Congress Tells FTC to Define Price Gouging
Saturday, May 6, 2006
If there's one thing that members of Congress can agree on when it comes to energy it's this: They're opposed to price gouging. American motorists aren't crazy about it either.
The only problem is figuring it out what it is.
In a measure passed overwhelmingly by the House this week, lawmakers proposed penalties for price gouging -- to $150 million for wholesalers, $2 million for retailers and two years in jail for either -- and ordered the Federal Trade Commission to put a stop to it. The House measure also called for the FTC to define price gouging.
"One of the problems with price gouging is that there are a lot of different definitions of what price gouging is," said Jeffrey Schmidt, director of the FTC's Bureau of Competition. "It's not as though there's a consensus view."
In a recent blog entry, Edward Lotterman, an economist who writes a column for the St. Paul Pioneer Press in Minnesota, wrote that anyone trying to define price gouging should consider the following examples: "Paying $12 for two thin slices of cold greasy pizza and two small Cokes in an airport departure concourse; my neighbors selling a house for eight times what they had paid for it years ago; Twin Cities apartments renting for $150 more per month than a year ago; me charging $200 per hour as an consulting expert in a legal case when I get less than $50 per hour teaching at Metro State University."
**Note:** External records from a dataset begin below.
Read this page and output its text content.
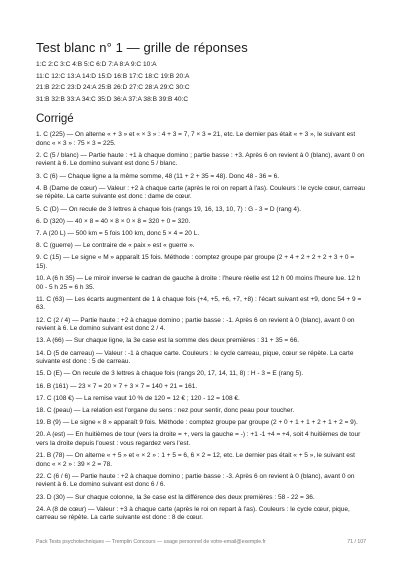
Test blanc n° 1 — grille de réponses

1:C 2:C 3:C 4:B 5:C 6:D 7:A 8:A 9:C 10:A

11:C 12:C 13:A 14:D 15:D 16:B 17:C 18:C 19:B 20:A

21:B 22:C 23:D 24:A 25:B 26:D 27:C 28:A 29:C 30:C

31:B 32:B 33:A 34:C 35:D 36:A 37:A 38:B 39:B 40:C

Corrigé

1. C (225) — On alterne « + 3 » et « × 3 » : 4 + 3 = 7, 7 × 3 = 21, etc. Le dernier pas était « + 3 », le suivant est donc « × 3 » : 75 × 3 = 225.

2. C (5 / blanc) — Partie haute : +1 à chaque domino ; partie basse : +3. Après 6 on revient à 0 (blanc), avant 0 on revient à 6. Le domino suivant est donc 5 / blanc.

3. C (6) — Chaque ligne a la même somme, 48 (11 + 2 + 35 = 48). Donc 48 - 36 = 6.

4. B (Dame de cœur) — Valeur : +2 à chaque carte (après le roi on repart à l'as). Couleurs : le cycle cœur, carreau se répète. La carte suivante est donc : dame de cœur.

5. C (D) — On recule de 3 lettres à chaque fois (rangs 19, 16, 13, 10, 7) : G - 3 = D (rang 4).

6. D (320) — 40 × 8 = 40 × 8 × 0 × 8 = 320 + 0 = 320.

7. A (20 L) — 500 km = 5 fois 100 km, donc 5 × 4 = 20 L.

8. C (guerre) — Le contraire de « paix » est « guerre ».

9. C (15) — Le signe « M » apparaît 15 fois. Méthode : comptez groupe par groupe (2 + 4 + 2 + 2 + 2 + 3 + 0 = 15).

10. A (6 h 35) — Le miroir inverse le cadran de gauche à droite : l'heure réelle est 12 h 00 moins l'heure lue. 12 h 00 - 5 h 25 = 6 h 35.

11. C (63) — Les écarts augmentent de 1 à chaque fois (+4, +5, +6, +7, +8) : l'écart suivant est +9, donc 54 + 9 = 63.

12. C (2 / 4) — Partie haute : +2 à chaque domino ; partie basse : -1. Après 6 on revient à 0 (blanc), avant 0 on revient à 6. Le domino suivant est donc 2 / 4.

13. A (66) — Sur chaque ligne, la 3e case est la somme des deux premières : 31 + 35 = 66.

14. D (5 de carreau) — Valeur : -1 à chaque carte. Couleurs : le cycle carreau, pique, cœur se répète. La carte suivante est donc : 5 de carreau.

15. D (E) — On recule de 3 lettres à chaque fois (rangs 20, 17, 14, 11, 8) : H - 3 = E (rang 5).

16. B (161) — 23 × 7 = 20 × 7 + 3 × 7 = 140 + 21 = 161.

17. C (108 €) — La remise vaut 10 % de 120 = 12 € ; 120 - 12 = 108 €.

18. C (peau) — La relation est l'organe du sens : nez pour sentir, donc peau pour toucher.

19. B (9) — Le signe « 8 » apparaît 9 fois. Méthode : comptez groupe par groupe (2 + 0 + 1 + 1 + 2 + 1 + 2 = 9).

20. A (est) — En huitièmes de tour (vers la droite = +, vers la gauche = -) : +1 -1 +4 = +4, soit 4 huitièmes de tour vers la droite depuis l'ouest : vous regardez vers l'est.

21. B (78) — On alterne « + 5 » et « × 2 » : 1 + 5 = 6, 6 × 2 = 12, etc. Le dernier pas était « + 5 », le suivant est donc « × 2 » : 39 × 2 = 78.

22. C (6 / 6) — Partie haute : +2 à chaque domino ; partie basse : -3. Après 6 on revient à 0 (blanc), avant 0 on revient à 6. Le domino suivant est donc 6 / 6.

23. D (30) — Sur chaque colonne, la 3e case est la différence des deux premières : 58 - 22 = 36.

24. A (8 de cœur) — Valeur : +3 à chaque carte (après le roi on repart à l'as). Couleurs : le cycle cœur, pique, carreau se répète. La carte suivante est donc : 8 de cœur.

Pack Tests psychotechniques — Tremplin Concours — usage personnel de votre-email@exemple.fr	71 / 107
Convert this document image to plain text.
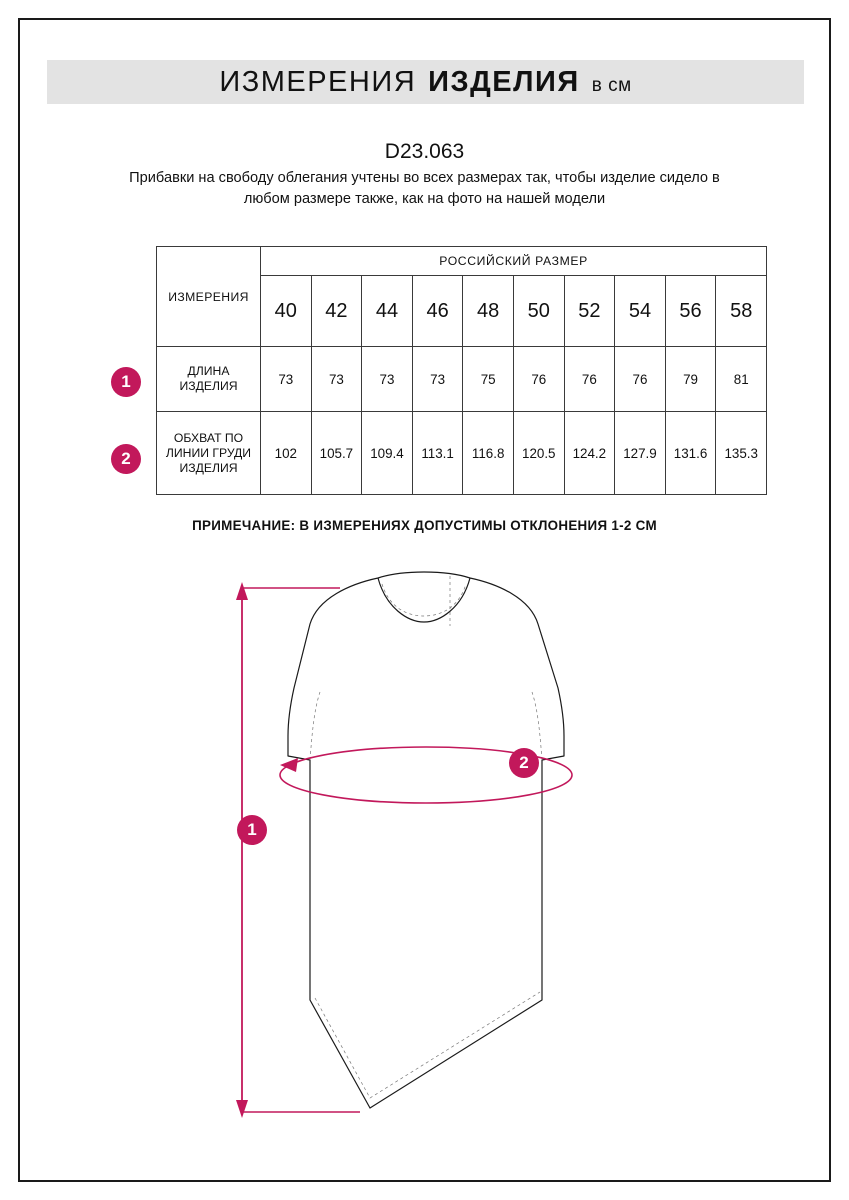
ИЗМЕРЕНИЯ ИЗДЕЛИЯ в см
D23.063
Прибавки на свободу облегания учтены во всех размерах так, чтобы изделие сидело в любом размере также, как на фото на нашей модели
ИЗМЕРЕНИЯ	РОССИЙСКИЙ РАЗМЕР									
	40	42	44	46	48	50	52	54	56	58
ДЛИНА ИЗДЕЛИЯ	73	73	73	73	75	76	76	76	79	81
ОБХВАТ ПО ЛИНИИ ГРУДИ ИЗДЕЛИЯ	102	105.7	109.4	113.1	116.8	120.5	124.2	127.9	131.6	135.3
1
2
ПРИМЕЧАНИЕ: В ИЗМЕРЕНИЯХ ДОПУСТИМЫ ОТКЛОНЕНИЯ 1-2 СМ
1
2
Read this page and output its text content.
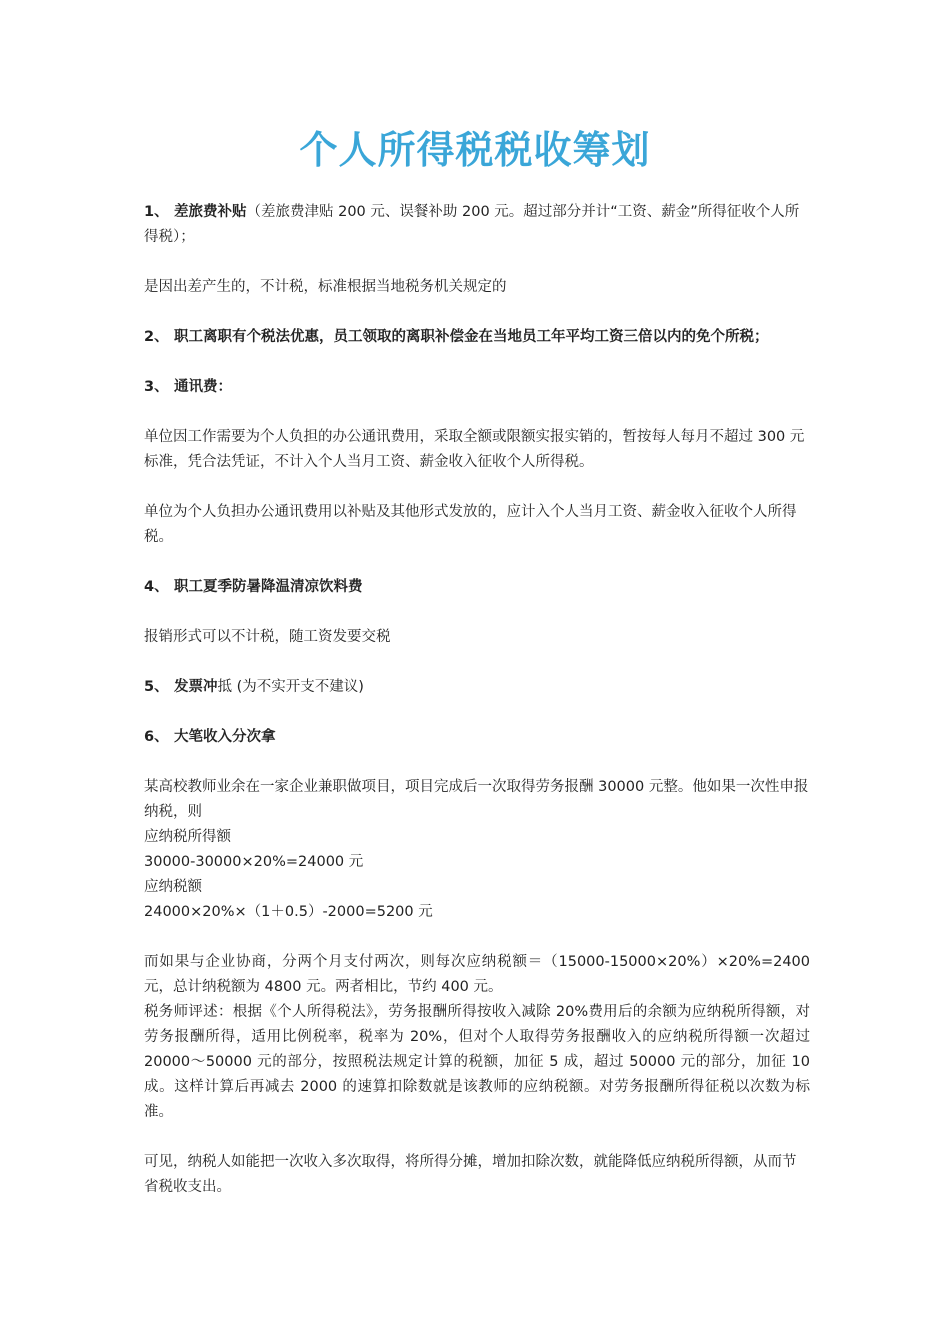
个人所得税税收筹划

1、 差旅费补贴（差旅费津贴 200 元、误餐补助 200 元。超过部分并计“工资、薪金”所得征收个人所得税）；

是因出差产生的，不计税，标准根据当地税务机关规定的

2、 职工离职有个税法优惠，员工领取的离职补偿金在当地员工年平均工资三倍以内的免个所税；

3、 通讯费：

单位因工作需要为个人负担的办公通讯费用，采取全额或限额实报实销的，暂按每人每月不超过 300 元标准，凭合法凭证，不计入个人当月工资、薪金收入征收个人所得税。

单位为个人负担办公通讯费用以补贴及其他形式发放的，应计入个人当月工资、薪金收入征收个人所得税。

4、 职工夏季防暑降温清凉饮料费

报销形式可以不计税，随工资发要交税

5、 发票冲抵 (为不实开支不建议)

6、 大笔收入分次拿

某高校教师业余在一家企业兼职做项目，项目完成后一次取得劳务报酬 30000 元整。他如果一次性申报纳税，则

应纳税所得额

30000-30000×20%=24000 元

应纳税额

24000×20%×（1＋0.5）-2000=5200 元

而如果与企业协商，分两个月支付两次，则每次应纳税额＝（15000-15000×20%）×20%=2400 元，总计纳税额为 4800 元。两者相比，节约 400 元。

税务师评述：根据《个人所得税法》，劳务报酬所得按收入减除 20%费用后的余额为应纳税所得额，对劳务报酬所得，适用比例税率，税率为 20%，但对个人取得劳务报酬收入的应纳税所得额一次超过 20000～50000 元的部分，按照税法规定计算的税额，加征 5 成，超过 50000 元的部分，加征 10 成。这样计算后再减去 2000 的速算扣除数就是该教师的应纳税额。对劳务报酬所得征税以次数为标准。

可见，纳税人如能把一次收入多次取得，将所得分摊，增加扣除次数，就能降低应纳税所得额，从而节省税收支出。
Economists don't even use the term price gouging.
"Many economists cringe when they hear politicians talk about price gouging," said N. Gregory Mankiw, an economics professor at Harvard University and former chairman of President Bush's Council of Economic Advisers. "To economists, the price system is central to how market economies allocate resources. Sometimes prices need to rise to balance supply and demand, even if that outcome is politically unpopular."
No federal statute prohibits price gouging now, said Rep. Joe Barton (R-Tex.), chairman of the House Energy and Commerce Committee. "It's true that we all think we know price gouging when we see it, but that's not the sort of definition that a prosecutor can take to a judge or jury," he said. "We're here to put the gougers out of business, if there are gougers, or behind bars."
Traditionally, the FTC has played a key role in investigating price fixing or manipulation, offenses that usually involve collusion between two or more players in a market who conspire to reduce competition so they can increase prices. There are many people who allege that major oil companies have engaged in such a plot by limiting output by oil refineries. Schmidt said the FTC was conducting "a very serious substantial investigation that is examining whether there has been unlawful gasoline price manipulation."
But price gouging is something that usually involves one company or outlet taking advantage of temporary market conditions to charge an exorbitant price. As gasoline prices are going up by the day, many people think that's what's going on now.
In a competitive market, that wouldn't be possible -- at least not for long. Consumers would go to some other seller, demand for the price gouger would dry up and he would cut his prices.
"Typically we rely in our economy on prices, which play an important role in signaling suppliers to produce more or less of a product," Schmidt said. "In a competitive market, as a rule we don't talk about price gouging or regulation because we don't want to interfere with that market dynamic. No one wants to punish a firm when it's responding to the dynamics of a competitive market."